A Market Approach to Better Care at Lower Cost
In this New Conversations piece, Antos argues controlling cost while maintaining or improving access to quality care requires fundamental reform based on market principles, which means aligning the financial incentives of patients and providers to promote smarter spending. 

Mastery Learning: It Is Time for Medical Education to Join the 21st Century
McGaghie describes the origins of mastery learning and presents its essential features, then introduces the eight reports that comprise the mastery learning cluster for this issue of Academic Medicine.

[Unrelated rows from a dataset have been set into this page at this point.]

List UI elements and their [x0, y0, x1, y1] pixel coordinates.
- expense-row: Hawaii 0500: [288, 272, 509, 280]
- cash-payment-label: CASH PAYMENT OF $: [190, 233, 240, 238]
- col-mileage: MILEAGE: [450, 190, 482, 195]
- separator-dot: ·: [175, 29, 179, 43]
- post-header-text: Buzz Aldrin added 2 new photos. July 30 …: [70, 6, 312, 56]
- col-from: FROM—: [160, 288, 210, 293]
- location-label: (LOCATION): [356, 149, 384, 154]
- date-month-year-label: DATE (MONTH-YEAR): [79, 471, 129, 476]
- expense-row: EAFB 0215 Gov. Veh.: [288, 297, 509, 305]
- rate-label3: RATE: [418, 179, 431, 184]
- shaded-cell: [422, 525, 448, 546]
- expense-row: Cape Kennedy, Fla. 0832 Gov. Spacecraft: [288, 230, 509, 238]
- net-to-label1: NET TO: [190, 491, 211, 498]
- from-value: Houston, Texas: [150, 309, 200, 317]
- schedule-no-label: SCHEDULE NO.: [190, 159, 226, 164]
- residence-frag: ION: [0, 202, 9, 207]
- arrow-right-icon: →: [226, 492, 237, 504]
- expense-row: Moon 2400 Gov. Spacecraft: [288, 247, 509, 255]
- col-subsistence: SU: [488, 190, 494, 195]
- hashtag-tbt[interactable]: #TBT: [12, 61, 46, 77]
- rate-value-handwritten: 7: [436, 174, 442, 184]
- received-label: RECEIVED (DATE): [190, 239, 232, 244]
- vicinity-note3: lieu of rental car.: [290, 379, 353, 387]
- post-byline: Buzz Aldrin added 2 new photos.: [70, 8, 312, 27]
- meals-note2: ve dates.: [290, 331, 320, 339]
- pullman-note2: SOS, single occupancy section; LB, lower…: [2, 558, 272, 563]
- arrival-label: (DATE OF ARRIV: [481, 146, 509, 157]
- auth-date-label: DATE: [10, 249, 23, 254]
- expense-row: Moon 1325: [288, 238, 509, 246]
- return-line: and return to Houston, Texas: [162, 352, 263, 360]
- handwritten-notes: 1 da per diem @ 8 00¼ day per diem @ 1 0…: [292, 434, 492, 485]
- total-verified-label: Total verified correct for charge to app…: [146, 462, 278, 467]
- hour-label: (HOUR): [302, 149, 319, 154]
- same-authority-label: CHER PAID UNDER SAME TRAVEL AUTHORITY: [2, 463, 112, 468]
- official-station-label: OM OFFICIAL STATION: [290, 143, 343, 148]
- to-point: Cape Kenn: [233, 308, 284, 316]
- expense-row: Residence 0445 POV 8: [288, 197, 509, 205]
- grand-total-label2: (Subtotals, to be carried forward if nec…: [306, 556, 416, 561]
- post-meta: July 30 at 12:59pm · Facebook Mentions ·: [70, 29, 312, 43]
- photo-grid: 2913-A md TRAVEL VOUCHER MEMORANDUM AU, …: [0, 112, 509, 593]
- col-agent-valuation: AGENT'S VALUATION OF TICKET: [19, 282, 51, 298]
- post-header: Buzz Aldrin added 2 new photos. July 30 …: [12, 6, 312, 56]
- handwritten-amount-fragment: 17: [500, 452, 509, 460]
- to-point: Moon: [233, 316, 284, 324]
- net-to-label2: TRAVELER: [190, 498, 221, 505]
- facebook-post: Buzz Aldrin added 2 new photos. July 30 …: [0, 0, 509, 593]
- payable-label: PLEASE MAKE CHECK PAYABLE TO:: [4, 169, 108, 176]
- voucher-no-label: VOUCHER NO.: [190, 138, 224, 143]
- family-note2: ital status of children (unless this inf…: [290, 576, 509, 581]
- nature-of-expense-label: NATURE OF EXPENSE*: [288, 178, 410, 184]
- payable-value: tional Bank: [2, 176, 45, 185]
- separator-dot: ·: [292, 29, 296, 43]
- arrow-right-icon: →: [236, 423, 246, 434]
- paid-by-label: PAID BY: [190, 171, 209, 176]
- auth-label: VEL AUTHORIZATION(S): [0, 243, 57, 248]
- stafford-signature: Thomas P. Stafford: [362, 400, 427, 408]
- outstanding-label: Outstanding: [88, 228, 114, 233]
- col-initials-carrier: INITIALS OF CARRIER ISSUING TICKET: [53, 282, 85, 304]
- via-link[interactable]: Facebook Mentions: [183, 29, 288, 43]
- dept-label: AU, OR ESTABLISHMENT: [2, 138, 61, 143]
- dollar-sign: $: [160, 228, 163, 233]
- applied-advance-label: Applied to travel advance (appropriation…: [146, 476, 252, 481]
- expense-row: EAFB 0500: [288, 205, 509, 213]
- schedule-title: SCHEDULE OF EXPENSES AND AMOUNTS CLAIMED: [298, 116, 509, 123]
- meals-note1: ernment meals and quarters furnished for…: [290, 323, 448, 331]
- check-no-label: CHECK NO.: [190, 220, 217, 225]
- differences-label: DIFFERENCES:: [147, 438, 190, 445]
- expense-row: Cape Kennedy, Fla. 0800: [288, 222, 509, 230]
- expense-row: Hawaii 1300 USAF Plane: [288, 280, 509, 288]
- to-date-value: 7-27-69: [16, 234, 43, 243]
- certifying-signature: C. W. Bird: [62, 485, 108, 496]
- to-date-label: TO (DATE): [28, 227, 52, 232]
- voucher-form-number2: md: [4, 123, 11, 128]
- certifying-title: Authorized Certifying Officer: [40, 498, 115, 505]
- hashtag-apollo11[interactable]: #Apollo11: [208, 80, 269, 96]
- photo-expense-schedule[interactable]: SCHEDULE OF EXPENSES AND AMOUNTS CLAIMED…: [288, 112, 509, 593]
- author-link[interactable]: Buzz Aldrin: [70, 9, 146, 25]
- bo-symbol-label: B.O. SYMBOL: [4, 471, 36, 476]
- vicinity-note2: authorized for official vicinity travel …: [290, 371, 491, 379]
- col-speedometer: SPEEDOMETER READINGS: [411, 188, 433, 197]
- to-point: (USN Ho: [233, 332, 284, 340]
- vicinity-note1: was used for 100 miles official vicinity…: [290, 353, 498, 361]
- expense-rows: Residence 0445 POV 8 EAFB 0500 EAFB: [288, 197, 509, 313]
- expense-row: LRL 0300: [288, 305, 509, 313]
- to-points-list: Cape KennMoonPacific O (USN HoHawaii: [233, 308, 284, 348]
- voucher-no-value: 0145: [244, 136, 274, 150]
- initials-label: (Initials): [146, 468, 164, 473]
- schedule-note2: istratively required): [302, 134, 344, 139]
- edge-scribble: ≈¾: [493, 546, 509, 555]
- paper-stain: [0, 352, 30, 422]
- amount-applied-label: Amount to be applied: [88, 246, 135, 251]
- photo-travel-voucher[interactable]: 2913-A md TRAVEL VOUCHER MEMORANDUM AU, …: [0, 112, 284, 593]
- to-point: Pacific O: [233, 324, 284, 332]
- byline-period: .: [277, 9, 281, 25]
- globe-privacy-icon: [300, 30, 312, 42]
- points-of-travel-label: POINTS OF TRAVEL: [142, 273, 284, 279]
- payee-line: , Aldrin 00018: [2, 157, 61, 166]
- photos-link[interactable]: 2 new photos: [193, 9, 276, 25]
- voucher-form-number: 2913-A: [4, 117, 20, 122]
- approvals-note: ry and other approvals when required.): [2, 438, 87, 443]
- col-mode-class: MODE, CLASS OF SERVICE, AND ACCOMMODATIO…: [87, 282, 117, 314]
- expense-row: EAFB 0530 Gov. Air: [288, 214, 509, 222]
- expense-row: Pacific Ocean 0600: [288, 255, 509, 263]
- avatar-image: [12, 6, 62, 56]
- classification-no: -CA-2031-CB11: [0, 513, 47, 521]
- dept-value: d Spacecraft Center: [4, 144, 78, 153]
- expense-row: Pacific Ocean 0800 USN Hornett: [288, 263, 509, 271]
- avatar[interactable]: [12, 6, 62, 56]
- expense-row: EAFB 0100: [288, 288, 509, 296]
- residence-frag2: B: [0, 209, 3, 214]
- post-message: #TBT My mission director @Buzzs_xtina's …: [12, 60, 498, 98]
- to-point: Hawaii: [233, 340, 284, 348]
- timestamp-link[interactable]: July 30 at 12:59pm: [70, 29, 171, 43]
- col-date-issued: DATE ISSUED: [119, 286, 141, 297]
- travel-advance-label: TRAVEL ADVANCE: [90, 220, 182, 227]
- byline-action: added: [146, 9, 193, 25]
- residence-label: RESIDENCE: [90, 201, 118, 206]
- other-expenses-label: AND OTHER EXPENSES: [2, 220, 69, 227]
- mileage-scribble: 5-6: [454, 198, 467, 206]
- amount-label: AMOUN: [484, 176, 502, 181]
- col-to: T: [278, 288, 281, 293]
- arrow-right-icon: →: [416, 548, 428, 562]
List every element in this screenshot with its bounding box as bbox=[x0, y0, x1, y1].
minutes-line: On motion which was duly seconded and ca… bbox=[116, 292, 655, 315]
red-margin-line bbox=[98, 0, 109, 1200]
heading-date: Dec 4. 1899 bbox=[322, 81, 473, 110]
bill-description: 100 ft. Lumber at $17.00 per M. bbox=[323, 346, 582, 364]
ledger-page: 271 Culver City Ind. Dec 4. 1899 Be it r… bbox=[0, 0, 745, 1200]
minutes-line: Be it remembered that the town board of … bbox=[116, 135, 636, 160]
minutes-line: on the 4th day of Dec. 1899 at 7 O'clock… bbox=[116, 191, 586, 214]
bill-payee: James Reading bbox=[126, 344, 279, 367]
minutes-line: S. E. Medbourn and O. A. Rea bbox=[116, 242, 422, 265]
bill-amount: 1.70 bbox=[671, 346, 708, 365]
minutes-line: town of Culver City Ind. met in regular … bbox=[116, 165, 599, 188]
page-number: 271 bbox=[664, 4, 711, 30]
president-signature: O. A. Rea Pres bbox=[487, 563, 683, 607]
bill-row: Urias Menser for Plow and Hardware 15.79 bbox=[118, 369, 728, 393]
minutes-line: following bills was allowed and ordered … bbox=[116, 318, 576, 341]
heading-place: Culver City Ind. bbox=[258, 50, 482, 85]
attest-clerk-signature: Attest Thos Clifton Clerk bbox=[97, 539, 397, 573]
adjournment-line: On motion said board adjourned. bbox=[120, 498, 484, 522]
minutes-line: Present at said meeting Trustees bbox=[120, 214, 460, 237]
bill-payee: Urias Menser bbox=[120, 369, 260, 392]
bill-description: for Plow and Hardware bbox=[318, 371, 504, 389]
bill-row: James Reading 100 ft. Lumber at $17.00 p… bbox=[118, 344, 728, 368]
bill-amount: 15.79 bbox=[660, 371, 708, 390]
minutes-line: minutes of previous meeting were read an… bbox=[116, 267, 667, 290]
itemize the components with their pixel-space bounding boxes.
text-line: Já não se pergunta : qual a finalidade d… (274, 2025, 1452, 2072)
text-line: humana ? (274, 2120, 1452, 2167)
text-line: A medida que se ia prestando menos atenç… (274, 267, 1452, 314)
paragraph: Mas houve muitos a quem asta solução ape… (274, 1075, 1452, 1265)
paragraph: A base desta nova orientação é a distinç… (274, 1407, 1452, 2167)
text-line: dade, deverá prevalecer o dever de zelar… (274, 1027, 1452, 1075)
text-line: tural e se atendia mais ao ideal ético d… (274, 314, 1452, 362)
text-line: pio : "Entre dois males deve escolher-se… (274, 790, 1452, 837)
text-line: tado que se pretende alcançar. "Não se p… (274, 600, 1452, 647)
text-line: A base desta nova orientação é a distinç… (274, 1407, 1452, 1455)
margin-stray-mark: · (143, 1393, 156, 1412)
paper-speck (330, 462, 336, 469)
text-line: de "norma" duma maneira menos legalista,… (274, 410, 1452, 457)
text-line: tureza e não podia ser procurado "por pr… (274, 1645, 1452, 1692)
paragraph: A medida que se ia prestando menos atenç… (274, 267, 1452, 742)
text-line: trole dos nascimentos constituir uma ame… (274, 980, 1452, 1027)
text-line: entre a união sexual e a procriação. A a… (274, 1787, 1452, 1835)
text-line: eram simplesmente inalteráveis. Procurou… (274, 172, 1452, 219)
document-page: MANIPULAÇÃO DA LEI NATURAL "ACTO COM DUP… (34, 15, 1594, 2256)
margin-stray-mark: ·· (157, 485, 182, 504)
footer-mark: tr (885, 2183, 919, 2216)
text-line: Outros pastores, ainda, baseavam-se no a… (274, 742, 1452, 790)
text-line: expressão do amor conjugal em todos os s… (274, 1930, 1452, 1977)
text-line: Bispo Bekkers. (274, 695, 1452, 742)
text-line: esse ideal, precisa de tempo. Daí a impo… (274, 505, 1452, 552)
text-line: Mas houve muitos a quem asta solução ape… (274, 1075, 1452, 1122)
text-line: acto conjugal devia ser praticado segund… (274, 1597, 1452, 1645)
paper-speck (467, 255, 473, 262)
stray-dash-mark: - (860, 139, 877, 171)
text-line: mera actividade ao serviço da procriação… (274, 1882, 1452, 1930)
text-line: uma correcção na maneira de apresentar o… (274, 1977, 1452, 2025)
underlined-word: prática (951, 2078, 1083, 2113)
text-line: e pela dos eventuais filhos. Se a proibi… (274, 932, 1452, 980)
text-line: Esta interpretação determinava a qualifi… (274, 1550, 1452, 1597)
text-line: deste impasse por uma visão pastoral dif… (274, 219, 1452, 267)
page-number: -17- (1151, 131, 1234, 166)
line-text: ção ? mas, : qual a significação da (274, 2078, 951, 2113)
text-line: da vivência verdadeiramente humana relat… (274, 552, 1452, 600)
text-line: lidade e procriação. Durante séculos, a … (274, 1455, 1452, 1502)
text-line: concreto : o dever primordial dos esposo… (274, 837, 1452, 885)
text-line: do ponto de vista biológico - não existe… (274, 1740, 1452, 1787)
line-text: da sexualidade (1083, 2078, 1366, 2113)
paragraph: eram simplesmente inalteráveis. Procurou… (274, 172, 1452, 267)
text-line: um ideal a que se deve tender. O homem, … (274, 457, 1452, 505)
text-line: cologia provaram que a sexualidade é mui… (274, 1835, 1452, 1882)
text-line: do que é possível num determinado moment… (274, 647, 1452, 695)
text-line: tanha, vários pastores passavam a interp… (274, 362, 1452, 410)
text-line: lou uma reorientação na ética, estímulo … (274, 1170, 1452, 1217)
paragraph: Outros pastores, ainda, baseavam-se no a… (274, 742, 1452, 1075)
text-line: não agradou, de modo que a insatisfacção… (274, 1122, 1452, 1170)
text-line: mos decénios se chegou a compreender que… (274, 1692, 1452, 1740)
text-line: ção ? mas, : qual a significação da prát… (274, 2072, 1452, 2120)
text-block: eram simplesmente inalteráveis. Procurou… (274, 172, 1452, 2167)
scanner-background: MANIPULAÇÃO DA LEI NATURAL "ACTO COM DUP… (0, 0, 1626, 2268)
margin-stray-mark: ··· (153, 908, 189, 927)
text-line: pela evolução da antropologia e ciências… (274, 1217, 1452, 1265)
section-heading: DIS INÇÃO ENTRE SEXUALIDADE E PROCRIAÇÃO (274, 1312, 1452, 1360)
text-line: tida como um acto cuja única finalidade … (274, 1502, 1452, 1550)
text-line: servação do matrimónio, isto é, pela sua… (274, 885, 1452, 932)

Bringing Home the Health Humanities: Narrative Humility, Structural Competency, and Engaged Pedagogy
Tsevat and colleagues present three pedagogical pillars that educators can use to invite learners to engage more fully, develop critical awareness of medical narratives, and feel “at home” in the health humanities.

Beyond the Simulation Laboratory: A Realist Synthesis Review of Clinical Outcomes of Simulation-Based Mastery Learning
Griswold-Theodorson and colleagues found the 14 included studies reported improvement after simulation-based mastery learning training in procedure performance, patient discomfort, procedure time, complication rates, or T4 impacts (e.g., cost reduction).

What’s In the Queue: A Sneak Peek
Here’s a preview of an upcoming perspective by Liou and colleagues.

Playing in the “Gutter”: Cultivating Creativity in Medical Education and Practice
Kevin T. Liou, MD, Daniel S. Jamorabo, MD, Richard H. Dollase, EdD, Luba Dumenco, MD, Fred J. Schiffman, MD, and Jay M. Baruch, MD

Abstract
In comics, “gutters” are the empty spaces between panels that readers must navigate to weave disjointed visual sequences into coherent narratives. A gutter, however, is more than a blank space—it represents a creative zone for making connections and for constructing meaning from disparate ideas, values, and experiences. Over the course of medical training, students encounter various “gutters” created by the disconnected subject blocks and learning experiences within the curriculum, the ambiguity and uncertainty of medical practice, and the conflicts and tensions within clinical encounters. Navigating these gutters requires not only medical knowledge and skills, but also creativity, defined as the ability to make connections between disparate fragments to create meaningful, new configurations.

To cultivate medical students’ creative capacity, the authors developed the Integrated Clinical Arts (ICA) program, a required component of the first-year curriculum at the Warren Alpert Medical School of Brown University. ICA workshops are designed to place students in a metaphorical gutter, wherein they can practice making connections between medicine and arts-based disciplines. By playing in the gutter, students have opportunities to broaden their perspectives, gain new insights into both medical practice and themselves, and explore different ways of making meaning. Student feedback on the ICA program highlights an important role for creativity and the arts in medicine: to transform “gutters” from potential learning barriers into opportunities for discovery, self-reflection, and personal growth.